What: Translate in-place now; also add a no-op _load_prompt(...) helper that just returns the literal, with a comment hinting at future externalization.

Trade-offs:

  • Sets a future migration path.
  • Adds an indirection that has no caller variance today — premature abstraction. Steering-tech.md explicitly discourages this style.
  • Larger diff, more reviewer surface, no behavioural benefit over Option A.

4. Effort & Risk

  • Effort: S (13 days). Six string literals plus two helper bodies; no schema, no API, no dependency changes. Sister-spec implementations completed in single commits (0806832, 9d1d29b).
  • Risk: Low. Translation is text-only; the JSON output contract, public API, and get_language_instruction() mechanism are all preserved. The only behavioural risk is the LLM emitting different lexical choices for the same fields — this is the intended effect (English-flavoured output under Accept-Language: en).

5. Recommendation for Design Phase

  • Preferred approach: Option A. Match the sister-spec pattern (0806832, 9d1d29b) for reviewer continuity.
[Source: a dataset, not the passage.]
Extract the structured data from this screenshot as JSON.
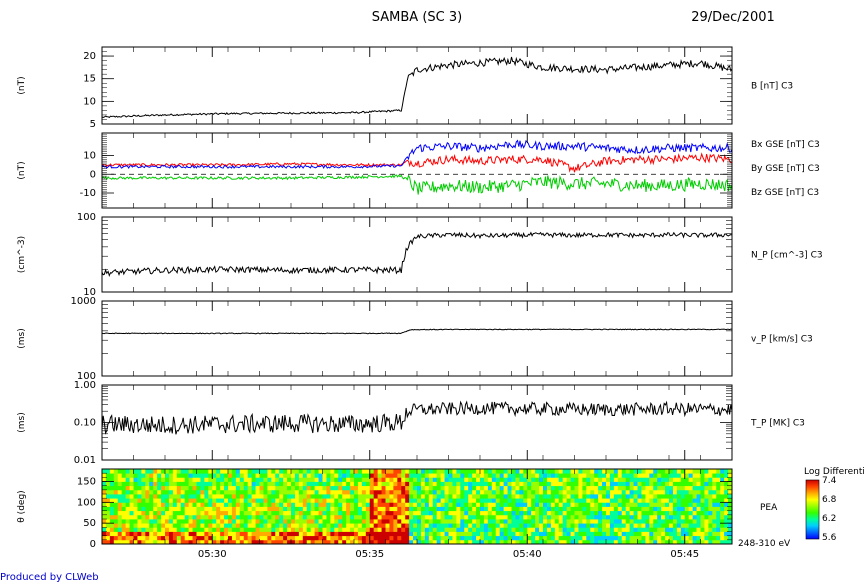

  • Key decisions to lock in design:

    1. Wording style: Mirror the conversational/imperative style of oasis_profile_generator and ontology_generator post-translation prompts — e.g. "You are a social-media simulation expert. ..." rather than direct word-for-word ports of the Chinese.
    2. Default-path reasoning strings (R6): Translate the two literals to English ("Default circadian-pattern config (1h per round)" and "Used default config"). Keep them locale-agnostic since they only fire on LLM failure, where locale is moot. This avoids a forever-Chinese leak into a generation_reasoning joined with English content.
    3. Verification harness (R8): Use a lightweight fixture-only check (compile, regex for Chinese in prompt strings, render the prompts with stub data and assert interpolation completeness). No end-to-end OASIS run unless the reviewer requests it.
    4. Wording for the IMPORTANT: directives: Keep the constraint semantics identical; allow light wording polish so the directive flows naturally after a now-English system prompt (e.g. drop the IMPORTANT: redundancy if the translated system prompt already encodes the constraint, or move the directive to be inline with the rest of the system prompt).
  • Research items to carry: confirm verification scope (fixture vs. live) with implementation reviewer; if live is required, the sandboxed environment must have LLM_API_KEY, Neo4j, and a seed file available — none of which are guaranteed in this run.